Row upon row of fruit and vegetables are gathered into neat rows, piles and pyramids, glistening like jewels, tempting with shininess and aroma. This is the welcome you receive upon entering Mercat de Sant Josep de la Boqueria, commonly known as La Boqueria Market, off las Ramblas in Barcelona. It’s true that there is a horde of tourists that walk through the market everyday, but this shouldn’t put you off as the history, authenticity and sheer variety of produce remain draw cards.
The last time I visited the market, in May this year, our guide Pax assured us of a return of locals and in particular young people, fed up with supermarket options who are asking questions about the origin of their food and wanting good value and a chat with the producers and farmers.
Navigate your way around
Within the main building, past the fruit and vegetable stands, where you must indulge in freshly squeezed juice of your choice, and the sweets and nut stalls with turron (try the Catalan turron or nougat), you will happen upon counters organised in spirals, brimming with seafood of every type. Seafood so fresh, the smell is actually pleasant, despite there being such vast quantities of it.
The outer flanks of the market include sausages, chacuterie, meat, organs (expect trotters, tripe, hearts and even the bizarre like bull penises) and even a speciality stall selling the meat of fighting bulls that have been killed, an absolute delicacy I believe.
Right, gather your wits about you and let’s proceed…

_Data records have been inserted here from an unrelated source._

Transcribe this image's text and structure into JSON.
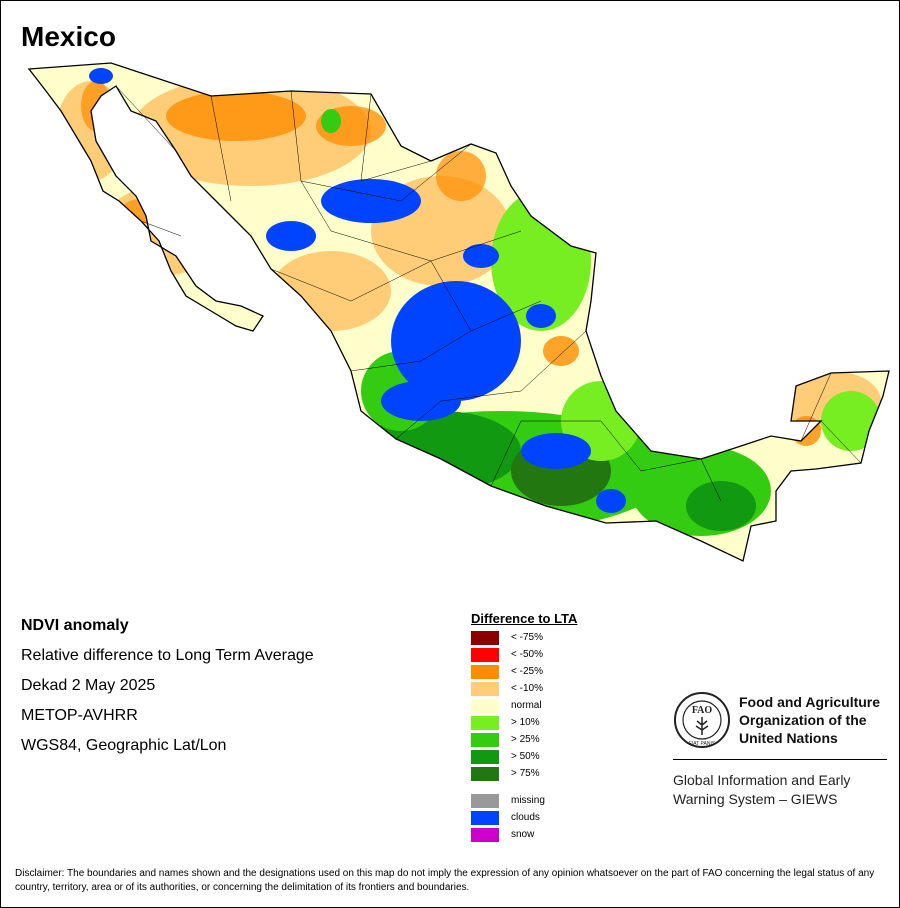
{
  "title": "Mexico",
  "info": {
    "product": "NDVI anomaly",
    "description": "Relative difference to Long Term Average",
    "period": "Dekad 2 May 2025",
    "sensor": "METOP-AVHRR",
    "projection": "WGS84, Geographic Lat/Lon"
  },
  "legend": {
    "title": "Difference to LTA",
    "classes": [
      {
        "label": "< -75%",
        "color": "#8b0000"
      },
      {
        "label": "< -50%",
        "color": "#ff0000"
      },
      {
        "label": "< -25%",
        "color": "#ff8c00"
      },
      {
        "label": "< -10%",
        "color": "#ffcc77"
      },
      {
        "label": "normal",
        "color": "#ffffcc"
      },
      {
        "label": "> 10%",
        "color": "#77ee22"
      },
      {
        "label": "> 25%",
        "color": "#33cc11"
      },
      {
        "label": "> 50%",
        "color": "#119911"
      },
      {
        "label": "> 75%",
        "color": "#227711"
      }
    ],
    "other": [
      {
        "label": "missing",
        "color": "#999999"
      },
      {
        "label": "clouds",
        "color": "#0044ff"
      },
      {
        "label": "snow",
        "color": "#cc00cc"
      }
    ]
  },
  "fao": {
    "name": "Food and Agriculture Organization of the United Nations",
    "giews": "Global Information and Early Warning System – GIEWS",
    "logo_letters": "FAO",
    "logo_motto": "FIAT PANIS"
  },
  "disclaimer": "Disclaimer: The boundaries and names shown and the designations used on this map do not imply the expression of any opinion whatsoever on the part of FAO concerning the legal status of any country, territory, area or of its authorities, or concerning the delimitation of its frontiers and boundaries."
}
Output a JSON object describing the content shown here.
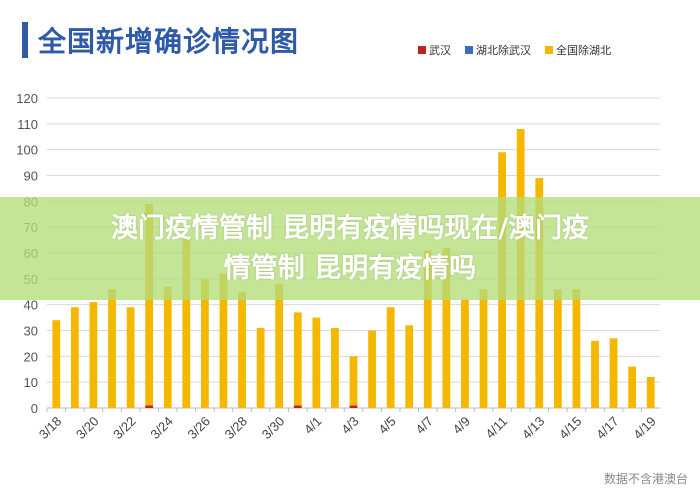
{
  "chart_data": {
    "type": "bar",
    "title": "全国新增确诊情况图",
    "xlabel": "",
    "ylabel": "",
    "ylim": [
      0,
      120
    ],
    "yticks": [
      0,
      10,
      20,
      30,
      40,
      50,
      60,
      70,
      80,
      90,
      100,
      110,
      120
    ],
    "grid": true,
    "legend_position": "top-right",
    "categories": [
      "3/18",
      "3/19",
      "3/20",
      "3/21",
      "3/22",
      "3/23",
      "3/24",
      "3/25",
      "3/26",
      "3/27",
      "3/28",
      "3/29",
      "3/30",
      "3/31",
      "4/1",
      "4/2",
      "4/3",
      "4/4",
      "4/5",
      "4/6",
      "4/7",
      "4/8",
      "4/9",
      "4/10",
      "4/11",
      "4/12",
      "4/13",
      "4/14",
      "4/15",
      "4/16",
      "4/17",
      "4/18",
      "4/19"
    ],
    "xtick_labels": [
      "3/18",
      "3/20",
      "3/22",
      "3/24",
      "3/26",
      "3/28",
      "3/30",
      "4/1",
      "4/3",
      "4/5",
      "4/7",
      "4/9",
      "4/11",
      "4/13",
      "4/15",
      "4/17",
      "4/19"
    ],
    "series": [
      {
        "name": "武汉",
        "color": "#c0231e",
        "values": [
          0,
          0,
          0,
          0,
          0,
          1,
          0,
          0,
          0,
          0,
          0,
          0,
          0,
          1,
          0,
          0,
          1,
          0,
          0,
          0,
          0,
          0,
          0,
          0,
          0,
          0,
          0,
          0,
          0,
          0,
          0,
          0,
          0
        ]
      },
      {
        "name": "湖北除武汉",
        "color": "#3b6cc0",
        "values": [
          0,
          0,
          0,
          0,
          0,
          0,
          0,
          0,
          0,
          0,
          0,
          0,
          0,
          0,
          0,
          0,
          0,
          0,
          0,
          0,
          0,
          0,
          0,
          0,
          0,
          0,
          0,
          0,
          0,
          0,
          0,
          0,
          0
        ]
      },
      {
        "name": "全国除湖北",
        "color": "#f5b800",
        "values": [
          34,
          39,
          41,
          46,
          39,
          78,
          47,
          66,
          50,
          52,
          45,
          31,
          48,
          36,
          35,
          31,
          19,
          30,
          39,
          32,
          61,
          62,
          42,
          46,
          99,
          108,
          89,
          46,
          46,
          26,
          27,
          16,
          12
        ]
      }
    ]
  },
  "overlay": {
    "headline_line1": "澳门疫情管制 昆明有疫情吗现在/澳门疫",
    "headline_line2": "情管制 昆明有疫情吗"
  },
  "watermark": "数据不含港澳台"
}
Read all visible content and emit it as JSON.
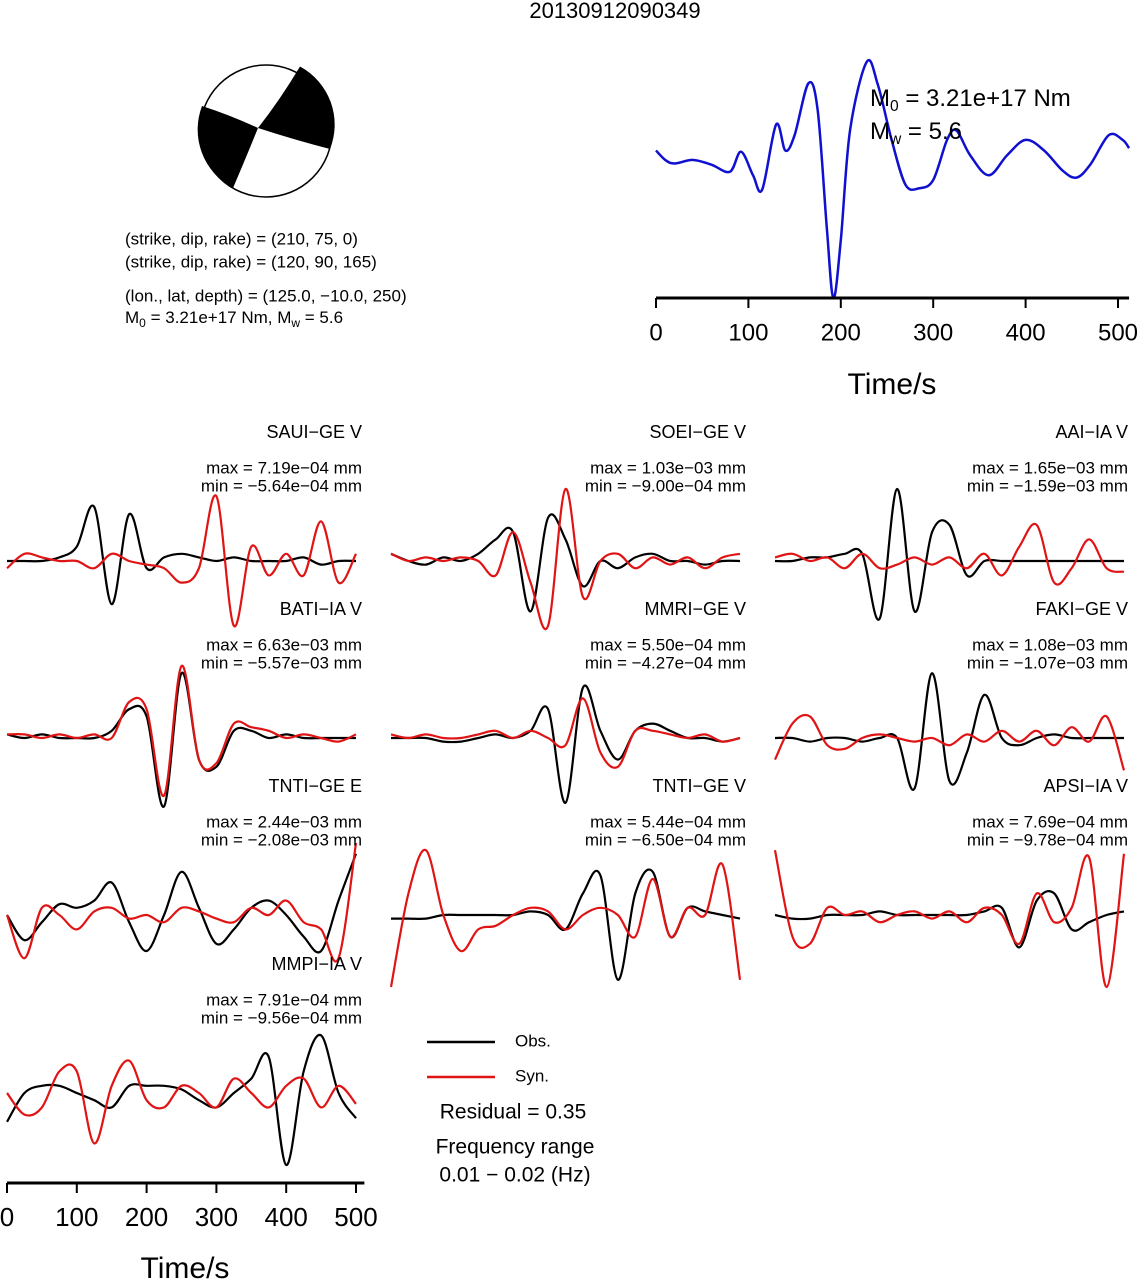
{
  "title": "20130912090349",
  "mechanism": {
    "planes": [
      "(strike, dip, rake) = (210, 75, 0)",
      "(strike, dip, rake) = (120, 90, 165)"
    ],
    "location": "(lon., lat, depth) = (125.0, −10.0, 250)",
    "moment": [
      "M",
      "0",
      " = 3.21e+17 Nm, M",
      "w",
      " = 5.6"
    ]
  },
  "chart_data": [
    {
      "type": "line",
      "color": "#1010d0",
      "x": [
        0,
        10,
        20,
        40,
        60,
        80,
        92,
        105,
        115,
        130,
        140,
        150,
        165,
        175,
        185,
        192,
        200,
        210,
        228,
        240,
        255,
        270,
        285,
        300,
        315,
        325,
        340,
        360,
        380,
        400,
        420,
        440,
        455,
        470,
        490,
        505,
        512
      ],
      "values": [
        0.25,
        0.17,
        0.14,
        0.17,
        0.13,
        0.07,
        0.24,
        0.04,
        -0.08,
        0.47,
        0.25,
        0.38,
        0.82,
        0.59,
        -0.42,
        -1,
        -0.51,
        0.42,
        1,
        0.81,
        0.34,
        -0.04,
        -0.07,
        0,
        0.34,
        0.42,
        0.21,
        0.04,
        0.21,
        0.34,
        0.25,
        0.08,
        0.02,
        0.13,
        0.38,
        0.34,
        0.27
      ],
      "xlim": [
        0,
        512
      ],
      "ylim": [
        -1,
        1
      ],
      "xticks": [
        0,
        100,
        200,
        300,
        400,
        500
      ],
      "xlabel": "Time/s",
      "annotations": [
        [
          "M",
          "0",
          " = 3.21e+17 Nm"
        ],
        [
          "M",
          "w",
          " = 5.6"
        ]
      ]
    },
    {
      "type": "waveforms",
      "x": [
        0,
        25,
        50,
        75,
        100,
        125,
        150,
        175,
        200,
        225,
        250,
        275,
        300,
        325,
        350,
        375,
        400,
        425,
        450,
        475,
        500
      ],
      "xlim": [
        0,
        512
      ],
      "ylim": [
        -1,
        1
      ],
      "xticks": [
        0,
        100,
        200,
        300,
        400,
        500
      ],
      "xlabel": "Time/s",
      "series": [
        {
          "name": "Obs.",
          "color": "#000000"
        },
        {
          "name": "Syn.",
          "color": "#e01414"
        }
      ],
      "panels": [
        {
          "label": "SAUI−GE V",
          "max": "max = 7.19e−04 mm",
          "min": "min = −5.64e−04 mm",
          "obs": [
            0,
            0,
            0,
            0.05,
            0.2,
            0.75,
            -0.6,
            0.65,
            -0.1,
            0.05,
            0.1,
            0.05,
            0,
            0.05,
            0,
            0,
            0,
            0.05,
            -0.05,
            0,
            0
          ],
          "syn": [
            -0.1,
            0.1,
            0.05,
            0,
            0,
            -0.1,
            0.1,
            0,
            -0.05,
            -0.1,
            -0.3,
            -0.1,
            0.9,
            -0.9,
            0.2,
            -0.2,
            0.1,
            -0.2,
            0.55,
            -0.3,
            0.1
          ]
        },
        {
          "label": "SOEI−GE V",
          "max": "max = 1.03e−03 mm",
          "min": "min = −9.00e−04 mm",
          "obs": [
            0.1,
            0,
            -0.05,
            0.05,
            0,
            0.1,
            0.3,
            0.4,
            -0.7,
            0.6,
            0.3,
            -0.35,
            0,
            -0.1,
            0.05,
            0.1,
            0,
            0,
            -0.05,
            0,
            0
          ],
          "syn": [
            0.1,
            0,
            0.05,
            0,
            0.05,
            0,
            -0.2,
            0.4,
            -0.3,
            -0.9,
            1,
            -0.5,
            0,
            0.1,
            -0.1,
            0.05,
            -0.05,
            0.05,
            -0.1,
            0.05,
            0.1
          ]
        },
        {
          "label": "AAI−IA V",
          "max": "max = 1.65e−03 mm",
          "min": "min = −1.59e−03 mm",
          "obs": [
            0,
            0,
            0.05,
            0.05,
            0.1,
            0.1,
            -0.8,
            1,
            -0.7,
            0.4,
            0.5,
            -0.2,
            0,
            0,
            0,
            0,
            0,
            0,
            0,
            0,
            0
          ],
          "syn": [
            0.05,
            0.1,
            0,
            0.05,
            -0.1,
            0.1,
            -0.1,
            -0.05,
            0.05,
            -0.05,
            0.05,
            -0.1,
            0.1,
            -0.2,
            0.2,
            0.5,
            -0.3,
            -0.1,
            0.3,
            -0.1,
            -0.15
          ]
        },
        {
          "label": "BATI−IA V",
          "max": "max = 6.63e−03 mm",
          "min": "min = −5.57e−03 mm",
          "obs": [
            0.05,
            0,
            0.05,
            0,
            0,
            0,
            0.1,
            0.4,
            0.3,
            -0.95,
            0.9,
            -0.3,
            -0.4,
            0.1,
            0.1,
            0,
            0.05,
            0,
            0,
            0,
            0
          ],
          "syn": [
            0.05,
            0.05,
            0,
            0.05,
            0,
            0.05,
            0,
            0.5,
            0.4,
            -0.8,
            1,
            -0.3,
            -0.35,
            0.2,
            0.15,
            0.1,
            0,
            0.05,
            0,
            -0.05,
            0.05
          ]
        },
        {
          "label": "MMRI−GE V",
          "max": "max = 5.50e−04 mm",
          "min": "min = −4.27e−04 mm",
          "obs": [
            0,
            0,
            0,
            -0.05,
            -0.05,
            0,
            0.05,
            0,
            0.1,
            0.4,
            -0.9,
            0.7,
            0.1,
            -0.3,
            0.1,
            0.2,
            0.1,
            0,
            0,
            -0.05,
            0
          ],
          "syn": [
            0.05,
            0,
            0.05,
            0,
            0,
            0.05,
            0.1,
            0,
            0.1,
            0,
            -0.1,
            0.55,
            -0.2,
            -0.4,
            0.1,
            0.1,
            0.05,
            0,
            0.05,
            -0.05,
            0
          ]
        },
        {
          "label": "FAKI−GE V",
          "max": "max = 1.08e−03 mm",
          "min": "min = −1.07e−03 mm",
          "obs": [
            0,
            0,
            -0.05,
            0,
            0,
            -0.05,
            0,
            0,
            -0.7,
            0.9,
            -0.6,
            -0.2,
            0.6,
            0,
            -0.1,
            0,
            0.05,
            0,
            0,
            0,
            0
          ],
          "syn": [
            -0.3,
            0.2,
            0.3,
            -0.1,
            -0.15,
            0,
            0.05,
            0,
            -0.05,
            0,
            -0.1,
            0.05,
            -0.05,
            0.1,
            -0.05,
            0.1,
            -0.1,
            0.15,
            -0.05,
            0.3,
            -0.45
          ]
        },
        {
          "label": "TNTI−GE E",
          "max": "max = 2.44e−03 mm",
          "min": "min = −2.08e−03 mm",
          "obs": [
            0,
            -0.35,
            -0.1,
            0.15,
            0.1,
            0.2,
            0.45,
            -0.1,
            -0.5,
            0,
            0.6,
            0.1,
            -0.4,
            -0.2,
            0.1,
            0.2,
            0,
            -0.3,
            -0.5,
            0.2,
            0.85
          ],
          "syn": [
            0,
            -0.6,
            0.1,
            0,
            -0.2,
            0.05,
            0.1,
            -0.05,
            0,
            -0.1,
            0.1,
            0.05,
            -0.05,
            -0.1,
            0.1,
            0,
            0.2,
            -0.1,
            -0.2,
            -0.6,
            1
          ]
        },
        {
          "label": "TNTI−GE V",
          "max": "max = 5.44e−04 mm",
          "min": "min = −6.50e−04 mm",
          "obs": [
            -0.05,
            -0.05,
            -0.05,
            0,
            0,
            0,
            0,
            0,
            0.05,
            0,
            -0.2,
            0.3,
            0.55,
            -0.9,
            0.3,
            0.6,
            -0.3,
            0.1,
            0.05,
            0,
            -0.05
          ],
          "syn": [
            -1,
            0.3,
            0.9,
            0,
            -0.5,
            -0.2,
            -0.15,
            0,
            0.1,
            0.05,
            -0.2,
            0,
            0.1,
            0,
            -0.3,
            0.5,
            -0.3,
            0.1,
            0,
            0.7,
            -0.9
          ]
        },
        {
          "label": "APSI−IA V",
          "max": "max = 7.69e−04 mm",
          "min": "min = −9.78e−04 mm",
          "obs": [
            0,
            -0.05,
            -0.05,
            0,
            0,
            0,
            0.05,
            0,
            0,
            0,
            0,
            0,
            0.05,
            0.1,
            -0.45,
            0.2,
            0.3,
            -0.2,
            -0.1,
            0,
            0.05
          ],
          "syn": [
            0.9,
            -0.3,
            -0.4,
            0.1,
            0,
            0.05,
            -0.1,
            0,
            0.05,
            -0.05,
            0.05,
            -0.1,
            0.1,
            0,
            -0.4,
            0.3,
            -0.1,
            0.1,
            0.8,
            -1,
            0.85
          ]
        },
        {
          "label": "MMPI−IA V",
          "max": "max = 7.91e−04 mm",
          "min": "min = −9.56e−04 mm",
          "obs": [
            -0.4,
            0,
            0.1,
            0.1,
            0,
            -0.1,
            -0.2,
            0.1,
            0.1,
            0.1,
            0.05,
            -0.1,
            -0.2,
            0,
            0.2,
            0.5,
            -1,
            0.3,
            0.8,
            0,
            -0.35
          ],
          "syn": [
            0,
            -0.3,
            -0.2,
            0.3,
            0.3,
            -0.7,
            0.1,
            0.45,
            -0.1,
            -0.2,
            0.1,
            0,
            -0.2,
            0.2,
            0,
            -0.2,
            0.1,
            0.2,
            -0.2,
            0.1,
            -0.15
          ]
        }
      ]
    }
  ],
  "notes": {
    "residual": "Residual = 0.35",
    "frequency": [
      "Frequency range",
      "0.01 − 0.02 (Hz)"
    ]
  }
}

Don’t forget the sunny farmer’s stalls to the right, as you enter the market on Las Ramblas – nothing is as shiny as it is through the market’s main entrance but the produce is excellent none-the-less.
Top Tips on the Best Tapas
While you’re at La Boqueria, you must sit at one of the bars serving tapas. Seats are hard to come by, so even a bit of elbow room at a table will do. Order a glass of cava at El Quim de la Boqueria located in the centre which specializes in fricassee of artichokes and white asparagus, lamb strips in dark beer, tiny clams steamed in spring wine, squid sauteed with garlic and olive oil over fried eggs, and much more.
An old favourite Pinotxo (Pinocchio) is harder to get a table at, but has over the decades won international acclaim as a food haven. Owner Juanito Bayén and his family serve some of the best food in Barcelona. The xuixos (rectangular doughnuts enveloping a vanilla cream filling) are highly recommended.
Bear this in mind
– Arrive by 10 am, before the lunch time crush
– Go to the information kiosk located in the centre of the market and book a guided tour – again, highly recommended.